In February 2018, 48-year-old A.M. was in the lobby of an Indianapolis Hampton Inn and exhibiting disorganized behavior and thoughts. After concluding that she needed medical treatment, a law enforcement officer transported A.M. to Community North Hospital, where she was diagnosed as suffering from unspecified schizophrenia spectrum and another psychotic disorder.
The hospital alleged A.M. was dangerous to both herself and others, recommending that she be detained pending the commitment hearing. Further, the tending physician said A.M. refused to take her medication, denied that she suffered from a psychiatric condition and was unable to provide herself with food, clothing and shelter. Thus, Marion Superior Court Commissioner Kelly M. Scanlan ordered the involuntary commitment, and Judge Steven Eichholtz, who did not sign the order, approved the commitment using an “approval order” under a separate cause number.
On appeal, A.M. argued the order was defective because it was signed only by the commissioner, not the judge. In a footnote, Judge Paul Mathias referenced the frequency of that issue.
“This has been a recurring issue in this trial court,” Mathias wrote.
In this case, the panel concluded in In the Matter of the Civil Commitment of A.M., A.M. v. Community Health Network, Inc.,18A-MH-636 that A.M. waived the issue of the order’s effectiveness “by failing to timely object that the commitment order was not signed by the trial judge.”
When the July 1 commitment was ordered, Indiana law expressly barred Scanlan from entering a final appealable order in the case. However, the hospital argued that A.M. waived her challenge to the validity of the commitment order because she did not object to the commitment order before pursuing her appeal.
“… (W)hen a party seeks to object that a magistrate or commissioner, but not the judge, signed the final order, the party must file a motion to correct error or other similar motion before the notice of appeal is filed,” Mathias wrote. “However, this is inconsistent with Trial Rule 59(A) which provides that a motion to correct error is a not a prerequisite for appeal unless the party seeks to address newly discovered material evidence or a claim that a jury verdict is excessive or inadequate.”
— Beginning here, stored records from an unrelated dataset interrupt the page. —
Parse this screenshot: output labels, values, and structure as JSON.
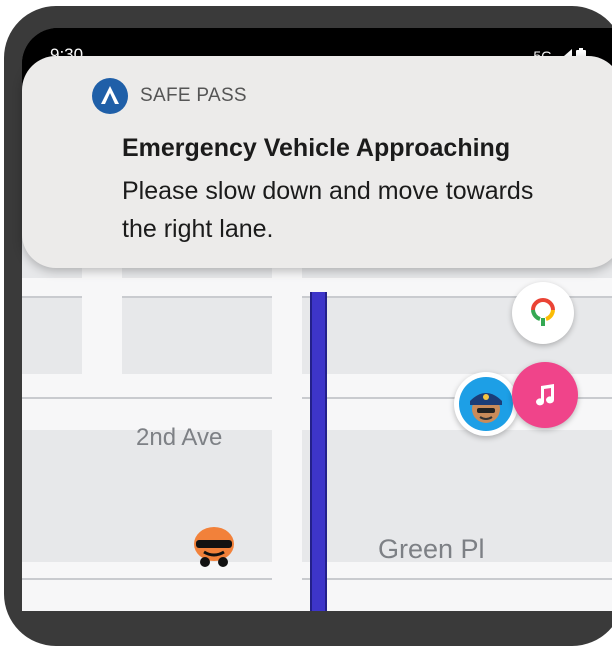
{
  "status_bar": {
    "time": "9:30",
    "network": "5G"
  },
  "notification": {
    "app_name": "SAFE PASS",
    "title": "Emergency Vehicle Approaching",
    "body": "Please slow down and move towards the right lane."
  },
  "map": {
    "street_labels": [
      "2nd Ave",
      "Green Pl"
    ],
    "route_color": "#3d35c9"
  },
  "colors": {
    "app_icon": "#1f5fa8",
    "music_button": "#f0448a",
    "police_badge": "#1d9fe6"
  }
}
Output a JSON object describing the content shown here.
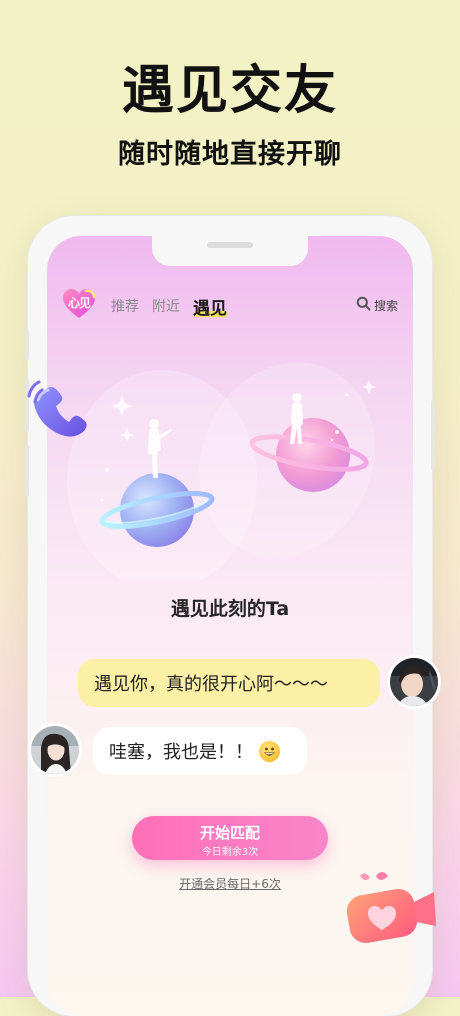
{
  "promo": {
    "headline": "遇见交友",
    "subheadline": "随时随地直接开聊"
  },
  "app": {
    "logo_text": "心见",
    "tabs": [
      {
        "label": "推荐"
      },
      {
        "label": "附近"
      },
      {
        "label": "遇见",
        "active": true
      }
    ],
    "search_label": "搜索"
  },
  "main": {
    "title": "遇见此刻的Ta",
    "chat": [
      {
        "from": "other",
        "text": "遇见你，真的很开心阿～～～",
        "bubble_color": "#fbf0a6"
      },
      {
        "from": "self",
        "text": "哇塞，我也是！！",
        "emoji": "grinning-face",
        "bubble_color": "#ffffff"
      }
    ],
    "cta": {
      "label": "开始匹配",
      "sub_label": "今日剩余3次"
    },
    "vip_link": "开通会员每日+6次"
  },
  "colors": {
    "accent_pink": "#ff6fb8",
    "tab_underline": "#f6e25a",
    "bubble_yellow": "#fbf0a6"
  },
  "icons": [
    "logo-heart-icon",
    "search-icon",
    "phone-call-icon",
    "video-camera-icon",
    "planet-left-icon",
    "planet-right-icon"
  ]
}
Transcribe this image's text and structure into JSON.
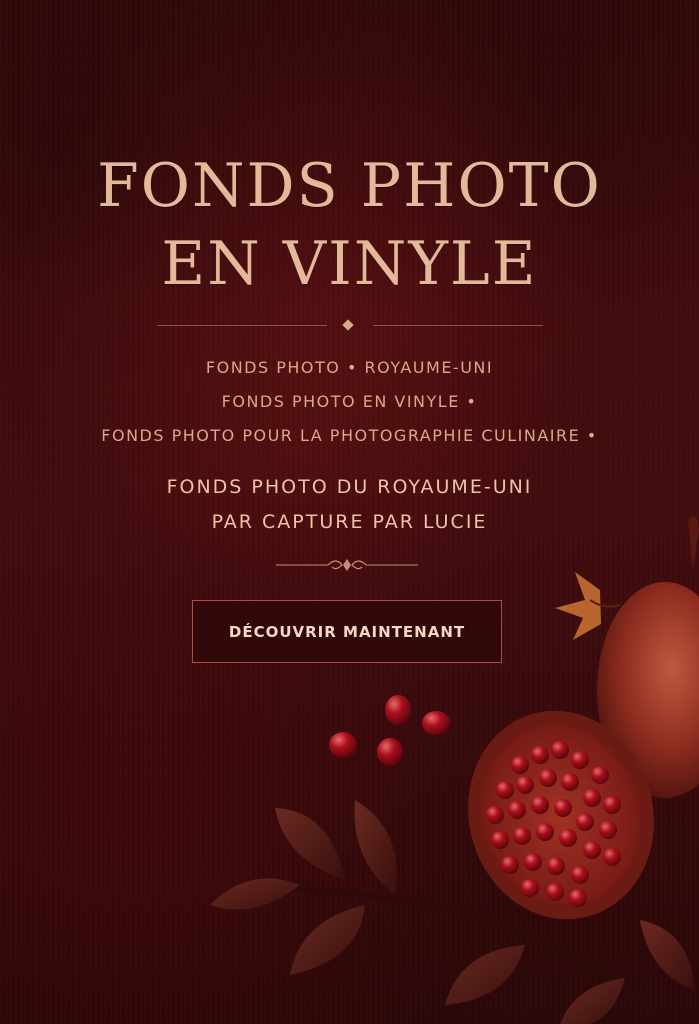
{
  "hero": {
    "title_line1": "FONDS PHOTO",
    "title_line2": "EN VINYLE",
    "subtitle_lines": [
      "FONDS PHOTO • ROYAUME-UNI",
      "FONDS PHOTO EN VINYLE •",
      "FONDS PHOTO POUR LA PHOTOGRAPHIE CULINAIRE •"
    ],
    "tagline_line1": "FONDS PHOTO DU ROYAUME-UNI",
    "tagline_line2": "PAR CAPTURE PAR LUCIE",
    "cta_label": "DÉCOUVRIR MAINTENANT"
  },
  "colors": {
    "background": "#3a0a0c",
    "title": "#e3b999",
    "subtitle": "#d9a98b",
    "tagline": "#ecc4a6",
    "button_border": "#a8523f",
    "button_text": "#f3d8c5"
  },
  "decorations": {
    "divider": "diamond-divider",
    "flourish": "ornament-flourish",
    "photo": "pomegranate-still-life-image"
  }
}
The appellate court noted that despite the inconsistency, it must follow precedent and concluded A.M. waived her argument of a defective order. The court reached similar decisions in C.H. v. Options Behavioral Health System, 18A-MH-638, A.L. v. St. Vincent Hosp. & Health Care Ctr., 18A-MH-1147, and D.H. v. Eskenazi Health, 18A-MH-632, and has addressed the propriety of commitment orders signed only by Scanlan in several other cases.
Additionally, the appellate court agreed with the trial court that A.M. was gravely disabled on the basis that she “is admittedly transient and does not have a stable income or shelter.” It also took into account two instances where hospital staff were required to forcibly administer two psychotropic medications to de-escalate A.M.’s behavior during her emergency commitment.
“Under these facts and circumstances, we conclude that the Hospital presented clear and convincing evidence that as a result of her mental illness, A.M. is gravely disabled because she is in danger of coming to harm from her inability to function independently,” Mathias wrote.